In our tradition the drunkard is considered the most wretched of mortals. That’s why we say that drinking first makes you a roaring lion and finally turns you into a yelping dog. And some downtown wits add that one can drink up to five pegs of areki with no problem but afterwards it is the areki that begins to ‘drink’ the ‘drinker’.
But the strange thing about the dual problems is that while both drinking and smoking are equally hazardous to health, the former seems to have more followers than the latter in the present world.
For example, an Eritrean wife with sound mind would prefer a husband who drinks to one who smokes. Why? The Judas factor is still there.

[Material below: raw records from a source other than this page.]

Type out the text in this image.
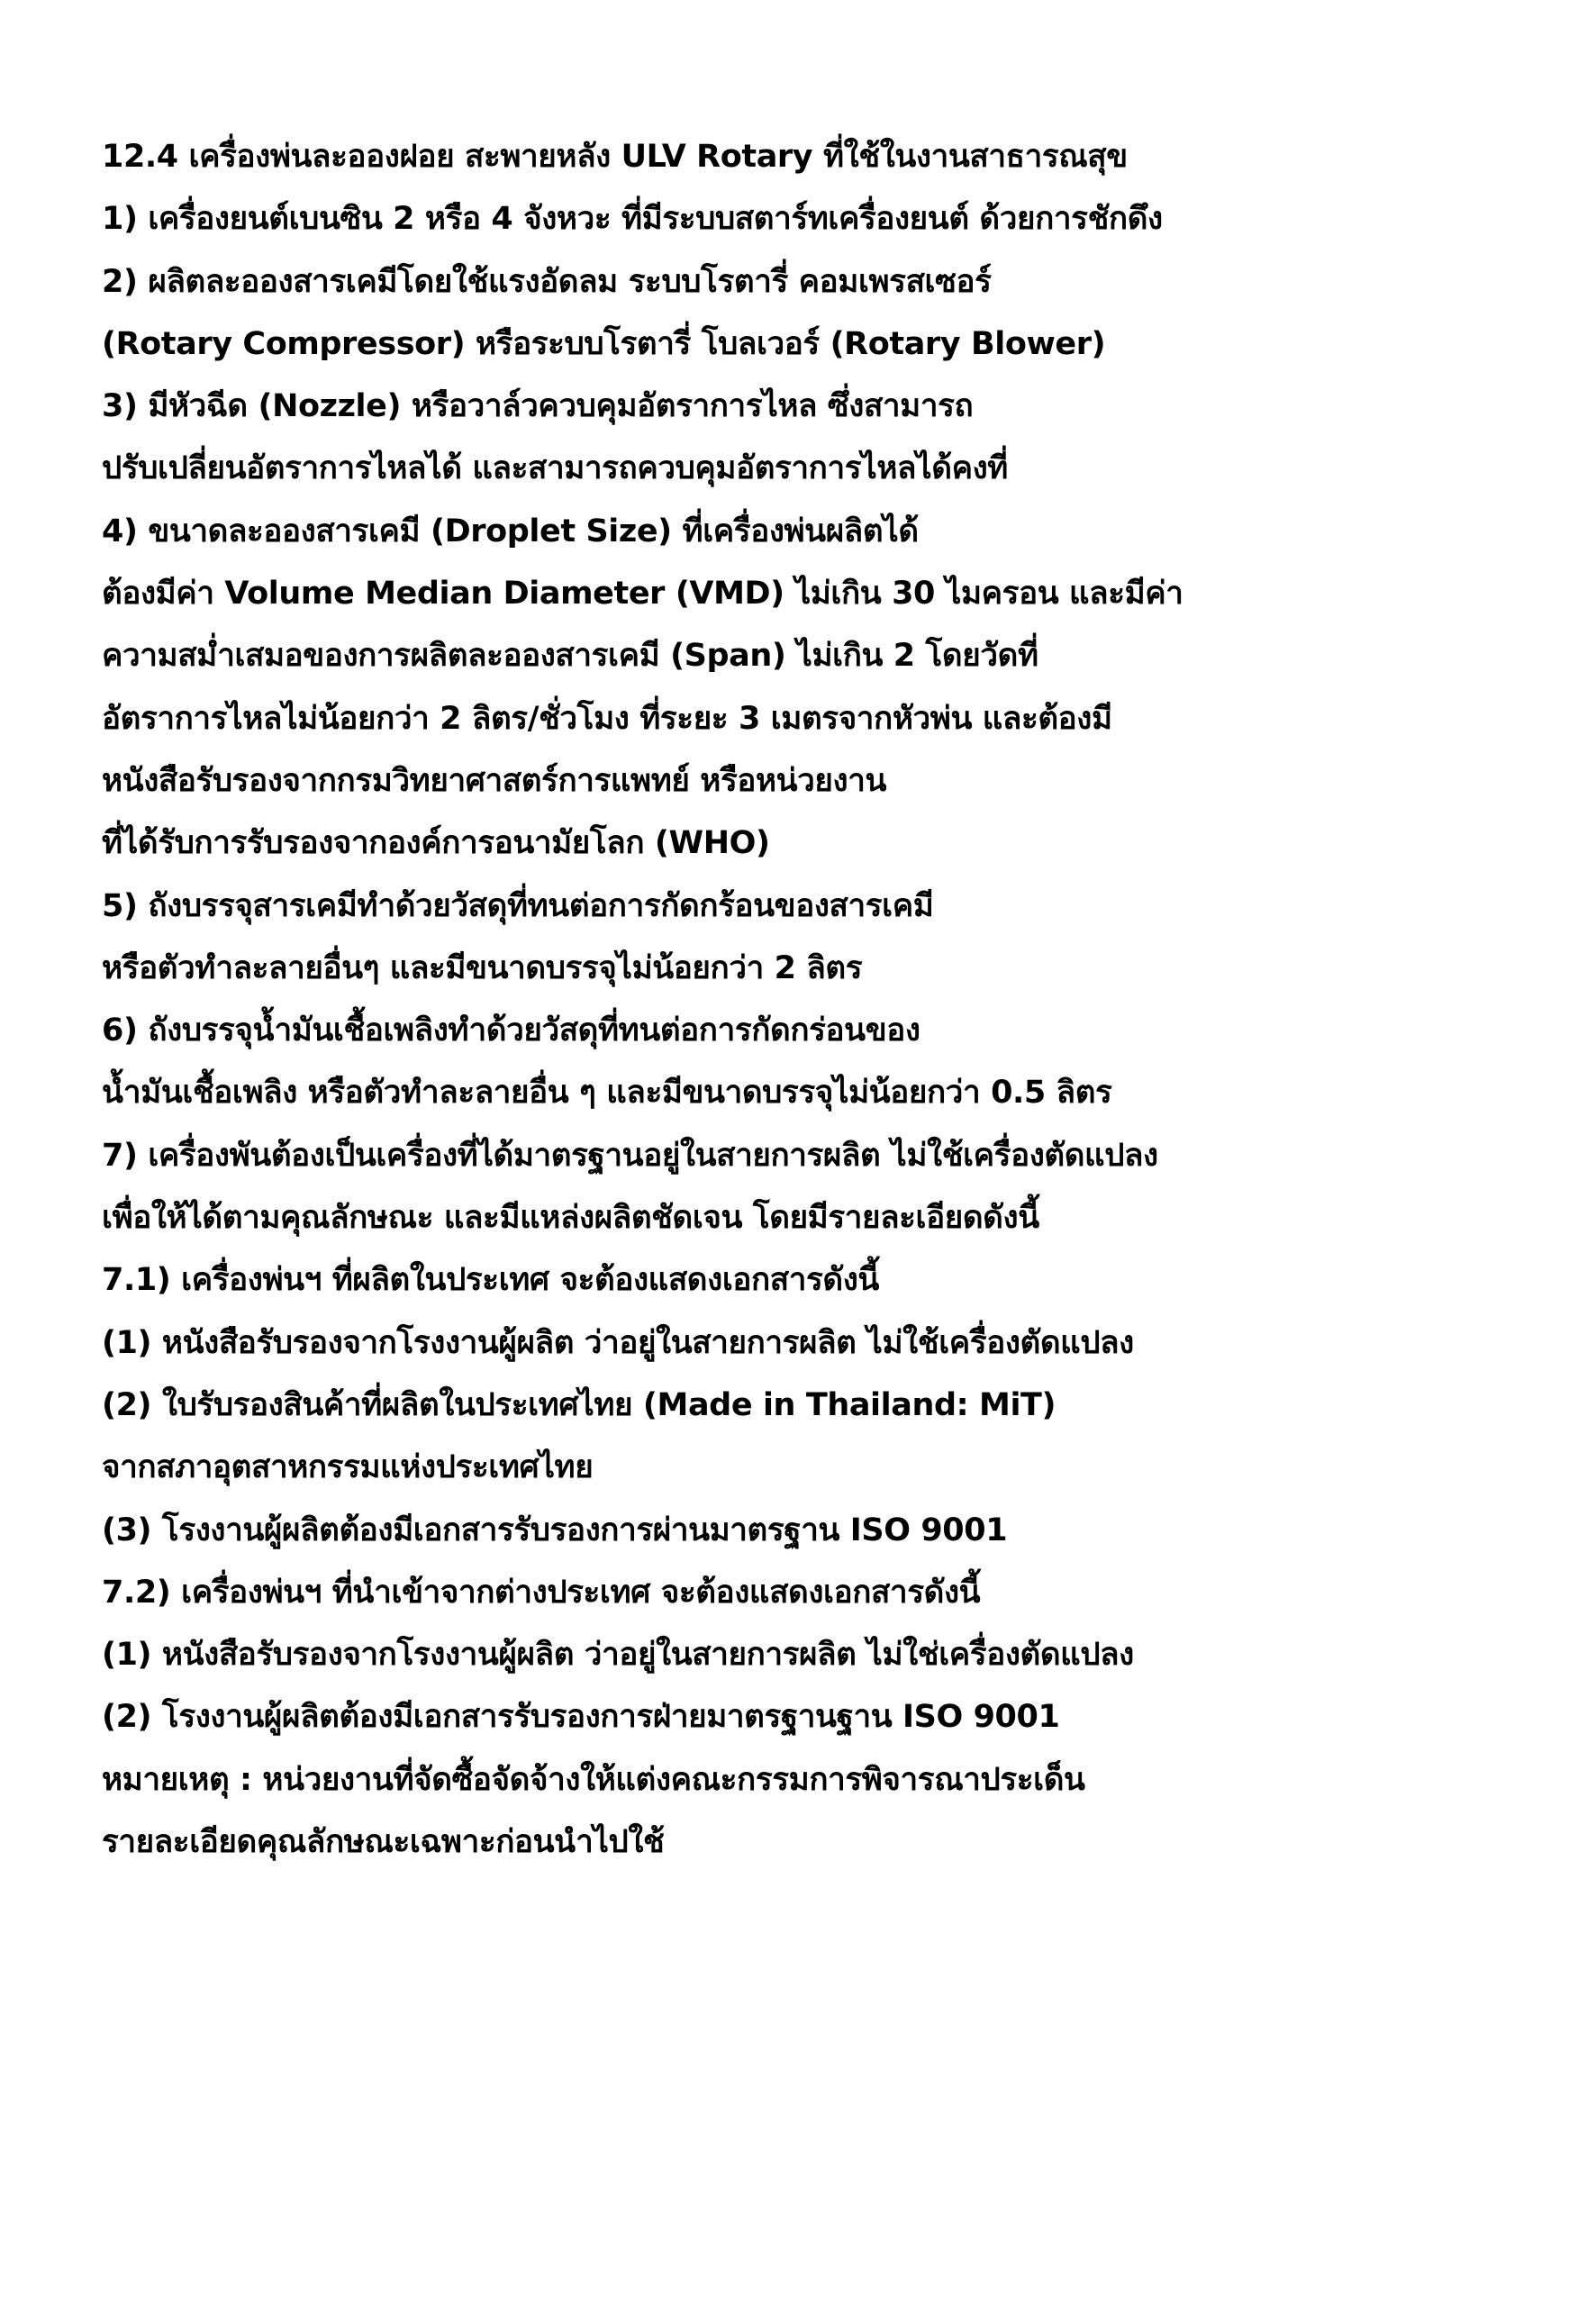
12.4 เครื่องพ่นละอองฝอย สะพายหลัง ULV Rotary ที่ใช้ในงานสาธารณสุข
1) เครื่องยนต์เบนซิน 2 หรือ 4 จังหวะ ที่มีระบบสตาร์ทเครื่องยนต์ ด้วยการชักดึง
2) ผลิตละอองสารเคมีโดยใช้แรงอัดลม ระบบโรตารี่ คอมเพรสเซอร์
(Rotary Compressor) หรือระบบโรตารี่ โบลเวอร์ (Rotary Blower)
3) มีหัวฉีด (Nozzle) หรือวาล์วควบคุมอัตราการไหล ซึ่งสามารถ
ปรับเปลี่ยนอัตราการไหลได้ และสามารถควบคุมอัตราการไหลได้คงที่
4) ขนาดละอองสารเคมี (Droplet Size) ที่เครื่องพ่นผลิตได้
ต้องมีค่า Volume Median Diameter (VMD) ไม่เกิน 30 ไมครอน และมีค่า
ความสม่ำเสมอของการผลิตละอองสารเคมี (Span) ไม่เกิน 2 โดยวัดที่
อัตราการไหลไม่น้อยกว่า 2 ลิตร/ชั่วโมง ที่ระยะ 3 เมตรจากหัวพ่น และต้องมี
หนังสือรับรองจากกรมวิทยาศาสตร์การแพทย์ หรือหน่วยงาน
ที่ได้รับการรับรองจากองค์การอนามัยโลก (WHO)
5) ถังบรรจุสารเคมีทำด้วยวัสดุที่ทนต่อการกัดกร้อนของสารเคมี
หรือตัวทำละลายอื่นๆ และมีขนาดบรรจุไม่น้อยกว่า 2 ลิตร
6) ถังบรรจุน้ำมันเชื้อเพลิงทำด้วยวัสดุที่ทนต่อการกัดกร่อนของ
น้ำมันเชื้อเพลิง หรือตัวทำละลายอื่น ๆ และมีขนาดบรรจุไม่น้อยกว่า 0.5 ลิตร
7) เครื่องพันต้องเป็นเครื่องที่ได้มาตรฐานอยู่ในสายการผลิต ไม่ใช้เครื่องตัดแปลง
เพื่อให้ได้ตามคุณลักษณะ และมีแหล่งผลิตชัดเจน โดยมีรายละเอียดดังนี้
7.1) เครื่องพ่นฯ ที่ผลิตในประเทศ จะต้องแสดงเอกสารดังนี้
(1) หนังสือรับรองจากโรงงานผู้ผลิต ว่าอยู่ในสายการผลิต ไม่ใช้เครื่องตัดแปลง
(2) ใบรับรองสินค้าที่ผลิตในประเทศไทย (Made in Thailand: MiT)
จากสภาอุตสาหกรรมแห่งประเทศไทย
(3) โรงงานผู้ผลิตต้องมีเอกสารรับรองการผ่านมาตรฐาน ISO 9001
7.2) เครื่องพ่นฯ ที่นำเข้าจากต่างประเทศ จะต้องแสดงเอกสารดังนี้
(1) หนังสือรับรองจากโรงงานผู้ผลิต ว่าอยู่ในสายการผลิต ไม่ใช่เครื่องตัดแปลง
(2) โรงงานผู้ผลิตต้องมีเอกสารรับรองการฝ่ายมาตรฐานฐาน ISO 9001
หมายเหตุ : หน่วยงานที่จัดซื้อจัดจ้างให้แต่งคณะกรรมการพิจารณาประเด็น
รายละเอียดคุณลักษณะเฉพาะก่อนนำไปใช้
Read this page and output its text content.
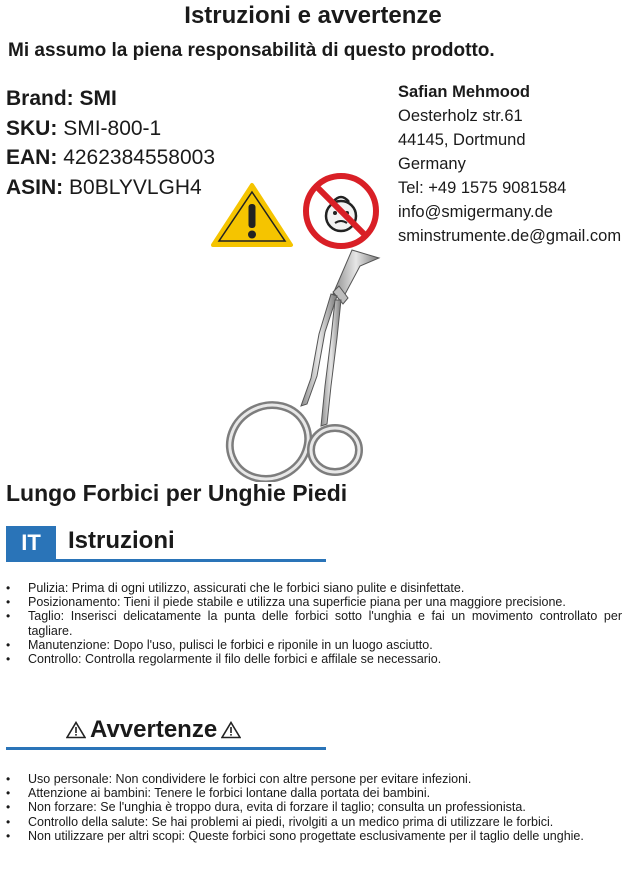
Istruzioni e avvertenze
Mi assumo la piena responsabilità di questo prodotto.
Brand: SMI
SKU: SMI-800-1
EAN: 4262384558003
ASIN: B0BLYVLGH4
Safian Mehmood
Oesterholz str.61
44145, Dortmund
Germany
Tel: +49 1575 9081584
info@smigermany.de
sminstrumente.de@gmail.com
Lungo Forbici per Unghie Piedi
IT	Istruzioni
• Pulizia: Prima di ogni utilizzo, assicurati che le forbici siano pulite e disinfettate.
• Posizionamento: Tieni il piede stabile e utilizza una superficie piana per una maggiore precisione.
• Taglio: Inserisci delicatamente la punta delle forbici sotto l'unghia e fai un movimento controllato per tagliare.
• Manutenzione: Dopo l'uso, pulisci le forbici e riponile in un luogo asciutto.
• Controllo: Controlla regolarmente il filo delle forbici e affilale se necessario.
Avvertenze
• Uso personale: Non condividere le forbici con altre persone per evitare infezioni.
• Attenzione ai bambini: Tenere le forbici lontane dalla portata dei bambini.
• Non forzare: Se l'unghia è troppo dura, evita di forzare il taglio; consulta un professionista.
• Controllo della salute: Se hai problemi ai piedi, rivolgiti a un medico prima di utilizzare le forbici.
• Non utilizzare per altri scopi: Queste forbici sono progettate esclusivamente per il taglio delle unghie.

When we were young, my friends would have sewa to drink the whole week following Easter or Christmas and with impunity, but just talk about cigarettes and you are labeled the son of perdition worthy of eternal punishment.
My friend Michael tells me that he had his first smoke in a cinema hall. He was ten years old. It was the year 2000.
“I went to the cinema to try my fist cigarette,” he says. In the darkness of the cinema hall, he takes his seat and whips out a cigarette from his pocket, turns around and asks the shadow sitting right behind him to light his cigarette. The shadow obliges. The film goes on. Michael puffs away very happily. He coughs only once. He passes his first test. The lights come back at the intermission, Michael turns around as if by instinct and what does he see?
The shadow now assumes flesh and blood and happens to be his uncle.
Michael wets his pants. He failed his second test.
As for the production of future drunkards, the holiday sewa which was consumed by both the old and the young members of the family stood as sure guarantee causing many married lives, which could otherwise have gone smoothly, to take the wrong turn and perish.